DIET & NUTRITION
The Lack Of Fruits And Vegetables Are Partly To Blame For Global Heart Disease Burden
American Heart News Association, EPI/Lifestyle 2017 News Stories
16 February 2018
Millions of years of life lost to early deaths and disability from heart disease could be saved worldwide by eating more fruits and vegetables, a new study shows.
For 195 countries, researchers calculated the number of disability-adjusted life years, which are healthy years lost to heart disease-related disability or death.
They found that in 2015, low fruit intake accounted for 57.3 million years lost and low vegetable intake accounted for 44.6 million years lost. The burden of heart disease attributed to limited fruit intake was lowest in Rwanda, at 5.1 percent, and highest in Bangladesh, at 23.2 percent. Heart disease burden resulting from limited vegetable intake was lowest in North Korea, at 5.9 percent, and highest in Mongolia, 19.4 percent.
Countries with the highest level of socioeconomic development had the lowest burden of heart disease attributed to low fruit and vegetable consumption.
Researchers used surveys and data from previous studies on the impact of low fruit and vegetable consumption on the risk of heart disease.
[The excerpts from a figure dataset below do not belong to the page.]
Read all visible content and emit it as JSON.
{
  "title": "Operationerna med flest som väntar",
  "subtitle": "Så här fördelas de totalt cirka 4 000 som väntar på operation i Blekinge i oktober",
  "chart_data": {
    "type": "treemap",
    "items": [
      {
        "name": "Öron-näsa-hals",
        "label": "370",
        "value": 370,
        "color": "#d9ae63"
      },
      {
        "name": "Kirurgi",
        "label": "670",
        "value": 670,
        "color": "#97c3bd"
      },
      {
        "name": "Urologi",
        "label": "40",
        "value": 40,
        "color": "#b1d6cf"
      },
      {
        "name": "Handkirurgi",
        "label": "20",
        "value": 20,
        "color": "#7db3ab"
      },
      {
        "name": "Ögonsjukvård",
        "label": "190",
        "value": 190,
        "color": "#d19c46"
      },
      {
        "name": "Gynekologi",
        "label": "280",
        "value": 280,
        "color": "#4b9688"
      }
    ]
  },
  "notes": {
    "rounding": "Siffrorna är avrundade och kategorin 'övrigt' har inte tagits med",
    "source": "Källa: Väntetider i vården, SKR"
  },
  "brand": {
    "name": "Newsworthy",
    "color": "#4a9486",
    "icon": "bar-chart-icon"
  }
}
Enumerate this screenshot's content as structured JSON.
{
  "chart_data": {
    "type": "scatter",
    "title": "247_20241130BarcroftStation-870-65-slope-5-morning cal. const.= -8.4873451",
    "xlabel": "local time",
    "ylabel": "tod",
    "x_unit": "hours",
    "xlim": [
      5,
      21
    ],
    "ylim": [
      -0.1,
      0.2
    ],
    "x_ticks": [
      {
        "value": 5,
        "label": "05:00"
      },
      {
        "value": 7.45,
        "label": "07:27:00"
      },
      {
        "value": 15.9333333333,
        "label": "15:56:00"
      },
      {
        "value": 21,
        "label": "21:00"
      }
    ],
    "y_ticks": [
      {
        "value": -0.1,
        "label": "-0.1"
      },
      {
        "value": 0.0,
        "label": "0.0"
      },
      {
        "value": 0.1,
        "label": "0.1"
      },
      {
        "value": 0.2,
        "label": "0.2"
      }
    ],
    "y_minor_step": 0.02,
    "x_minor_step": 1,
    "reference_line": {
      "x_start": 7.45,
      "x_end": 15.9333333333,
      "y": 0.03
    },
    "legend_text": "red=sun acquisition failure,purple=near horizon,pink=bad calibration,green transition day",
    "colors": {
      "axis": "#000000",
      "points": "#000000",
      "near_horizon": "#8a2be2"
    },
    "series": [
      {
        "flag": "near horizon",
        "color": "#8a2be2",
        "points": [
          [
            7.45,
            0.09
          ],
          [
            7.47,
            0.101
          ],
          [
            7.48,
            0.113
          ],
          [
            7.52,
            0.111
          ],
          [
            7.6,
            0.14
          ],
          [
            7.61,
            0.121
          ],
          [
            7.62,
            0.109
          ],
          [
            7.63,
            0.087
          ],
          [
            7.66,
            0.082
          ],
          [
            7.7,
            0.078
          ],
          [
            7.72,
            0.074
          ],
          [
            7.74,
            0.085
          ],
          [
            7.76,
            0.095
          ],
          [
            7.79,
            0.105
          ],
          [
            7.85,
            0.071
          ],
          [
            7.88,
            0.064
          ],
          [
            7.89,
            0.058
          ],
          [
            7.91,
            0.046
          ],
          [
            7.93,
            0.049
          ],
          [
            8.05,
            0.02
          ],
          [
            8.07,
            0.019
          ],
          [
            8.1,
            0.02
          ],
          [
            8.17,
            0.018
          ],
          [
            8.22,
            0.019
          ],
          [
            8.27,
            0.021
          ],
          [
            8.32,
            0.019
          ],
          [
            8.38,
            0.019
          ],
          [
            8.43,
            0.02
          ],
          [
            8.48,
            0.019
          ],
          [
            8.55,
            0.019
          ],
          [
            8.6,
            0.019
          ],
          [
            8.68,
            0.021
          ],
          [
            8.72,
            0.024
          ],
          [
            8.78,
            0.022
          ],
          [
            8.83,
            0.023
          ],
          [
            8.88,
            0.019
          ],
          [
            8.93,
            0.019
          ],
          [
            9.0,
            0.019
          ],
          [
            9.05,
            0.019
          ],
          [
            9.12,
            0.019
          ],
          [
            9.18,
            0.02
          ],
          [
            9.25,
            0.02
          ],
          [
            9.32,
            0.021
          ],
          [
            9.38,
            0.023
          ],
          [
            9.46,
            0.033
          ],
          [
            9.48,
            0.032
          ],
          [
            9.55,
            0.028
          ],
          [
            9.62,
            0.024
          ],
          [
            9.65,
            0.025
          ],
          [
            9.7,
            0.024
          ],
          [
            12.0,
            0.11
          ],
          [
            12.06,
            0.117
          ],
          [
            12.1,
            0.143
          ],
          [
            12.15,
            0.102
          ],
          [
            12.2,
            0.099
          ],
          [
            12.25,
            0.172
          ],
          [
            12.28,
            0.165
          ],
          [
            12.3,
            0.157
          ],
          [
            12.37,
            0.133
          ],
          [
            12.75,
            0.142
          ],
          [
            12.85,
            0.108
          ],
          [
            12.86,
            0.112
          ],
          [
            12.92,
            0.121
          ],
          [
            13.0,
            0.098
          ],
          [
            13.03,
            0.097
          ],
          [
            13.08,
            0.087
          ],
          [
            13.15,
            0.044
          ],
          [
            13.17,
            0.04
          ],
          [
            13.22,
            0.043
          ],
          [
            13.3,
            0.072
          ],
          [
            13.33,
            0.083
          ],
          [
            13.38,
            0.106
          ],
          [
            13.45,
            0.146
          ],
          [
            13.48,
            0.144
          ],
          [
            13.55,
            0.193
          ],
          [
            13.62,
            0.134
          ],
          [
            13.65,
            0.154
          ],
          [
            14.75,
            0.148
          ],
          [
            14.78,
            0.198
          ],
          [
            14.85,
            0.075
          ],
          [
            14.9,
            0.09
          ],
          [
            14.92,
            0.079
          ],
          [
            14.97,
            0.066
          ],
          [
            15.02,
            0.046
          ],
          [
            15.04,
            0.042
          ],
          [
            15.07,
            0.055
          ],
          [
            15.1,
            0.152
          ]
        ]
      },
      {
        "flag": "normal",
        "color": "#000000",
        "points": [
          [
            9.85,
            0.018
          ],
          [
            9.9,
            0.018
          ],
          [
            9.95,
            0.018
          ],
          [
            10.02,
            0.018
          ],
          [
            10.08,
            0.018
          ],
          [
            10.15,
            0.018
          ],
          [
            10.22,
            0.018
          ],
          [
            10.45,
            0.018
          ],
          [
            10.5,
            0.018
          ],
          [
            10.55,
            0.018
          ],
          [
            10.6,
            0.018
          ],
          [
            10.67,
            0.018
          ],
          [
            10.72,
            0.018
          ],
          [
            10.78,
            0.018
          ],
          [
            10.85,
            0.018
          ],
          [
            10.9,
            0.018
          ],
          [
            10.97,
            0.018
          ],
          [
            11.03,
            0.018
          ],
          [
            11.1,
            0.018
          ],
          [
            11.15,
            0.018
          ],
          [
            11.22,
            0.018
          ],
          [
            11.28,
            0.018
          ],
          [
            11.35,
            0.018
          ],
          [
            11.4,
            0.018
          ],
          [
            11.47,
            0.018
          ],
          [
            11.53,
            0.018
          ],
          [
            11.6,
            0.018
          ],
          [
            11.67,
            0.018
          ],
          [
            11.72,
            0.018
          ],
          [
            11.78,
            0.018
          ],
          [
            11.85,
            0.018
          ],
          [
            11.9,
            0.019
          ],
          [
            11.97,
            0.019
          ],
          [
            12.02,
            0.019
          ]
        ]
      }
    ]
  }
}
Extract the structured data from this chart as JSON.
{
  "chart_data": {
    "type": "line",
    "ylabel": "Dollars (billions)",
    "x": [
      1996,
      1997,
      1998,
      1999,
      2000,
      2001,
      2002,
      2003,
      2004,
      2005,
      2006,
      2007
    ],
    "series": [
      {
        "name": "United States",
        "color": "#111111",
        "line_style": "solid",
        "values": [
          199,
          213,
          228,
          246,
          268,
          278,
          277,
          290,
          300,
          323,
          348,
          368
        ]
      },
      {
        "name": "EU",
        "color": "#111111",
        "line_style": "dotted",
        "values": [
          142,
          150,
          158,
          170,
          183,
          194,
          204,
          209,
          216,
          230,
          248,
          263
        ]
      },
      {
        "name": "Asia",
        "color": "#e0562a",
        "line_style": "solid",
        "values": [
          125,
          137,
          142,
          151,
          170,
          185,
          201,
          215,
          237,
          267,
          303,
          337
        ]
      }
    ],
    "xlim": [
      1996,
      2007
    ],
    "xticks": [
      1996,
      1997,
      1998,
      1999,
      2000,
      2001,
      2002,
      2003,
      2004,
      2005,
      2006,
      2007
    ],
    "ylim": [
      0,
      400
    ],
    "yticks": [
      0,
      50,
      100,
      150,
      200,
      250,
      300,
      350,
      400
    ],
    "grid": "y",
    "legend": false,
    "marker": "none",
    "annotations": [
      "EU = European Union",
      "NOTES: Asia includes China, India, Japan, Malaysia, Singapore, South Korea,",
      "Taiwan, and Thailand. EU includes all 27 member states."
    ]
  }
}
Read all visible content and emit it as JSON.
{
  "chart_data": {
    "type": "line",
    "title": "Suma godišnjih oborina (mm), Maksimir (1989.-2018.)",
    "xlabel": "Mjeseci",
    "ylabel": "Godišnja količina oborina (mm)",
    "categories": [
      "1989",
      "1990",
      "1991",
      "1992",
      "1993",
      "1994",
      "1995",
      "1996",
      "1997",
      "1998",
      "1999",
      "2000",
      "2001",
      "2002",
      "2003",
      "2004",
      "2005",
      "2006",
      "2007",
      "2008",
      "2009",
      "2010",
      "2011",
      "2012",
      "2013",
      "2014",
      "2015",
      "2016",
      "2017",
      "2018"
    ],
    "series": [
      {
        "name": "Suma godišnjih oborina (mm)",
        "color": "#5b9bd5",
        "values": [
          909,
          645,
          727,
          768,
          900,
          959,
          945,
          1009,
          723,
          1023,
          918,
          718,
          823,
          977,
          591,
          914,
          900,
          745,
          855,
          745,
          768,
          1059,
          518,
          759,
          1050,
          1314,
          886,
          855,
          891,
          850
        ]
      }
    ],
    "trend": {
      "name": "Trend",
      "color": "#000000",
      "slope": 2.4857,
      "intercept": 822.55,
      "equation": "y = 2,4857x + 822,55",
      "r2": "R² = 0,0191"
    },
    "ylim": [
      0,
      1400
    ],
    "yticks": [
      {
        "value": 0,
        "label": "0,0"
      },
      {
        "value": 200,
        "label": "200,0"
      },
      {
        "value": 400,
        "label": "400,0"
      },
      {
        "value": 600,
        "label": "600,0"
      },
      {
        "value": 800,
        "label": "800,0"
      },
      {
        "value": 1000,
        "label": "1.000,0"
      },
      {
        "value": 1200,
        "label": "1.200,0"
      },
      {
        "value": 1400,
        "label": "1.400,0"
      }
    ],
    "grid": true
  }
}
The findings were presented Tuesday at the American Heart Association’s Epidemiology and Prevention/Lifestyle and Cardiometabolic Health 2017 Scientific Sessions.
Photograph by EPI/Lifestyle 2017 news stories via AHA
The researchers said that population-specific strategies to increase fruit and vegetable consumption could lead to millions more years of healthy life worldwide.
In a separate study published Tuesday in the Journal of the American Medical Association, researchers found that nearly half of all U.S. deaths — almost 320,000 deaths — from heart disease, stroke and Type 2 diabetes in 2012 were tied to a poor diet.
“These results should help identify priorities, guide public health planning, and inform strategies to alter dietary habits and improve health,” the authors wrote in JAMA.
According to the AHA, 41 percent of U.S. adults have a poor diet and more than two-thirds are overweight or obese.
Federal dietary guidelines recommend a healthy eating pattern that features fruits, vegetables, whole grains, legumes, nuts, seeds and fish, and that limits added sugars, sodium and saturated fats.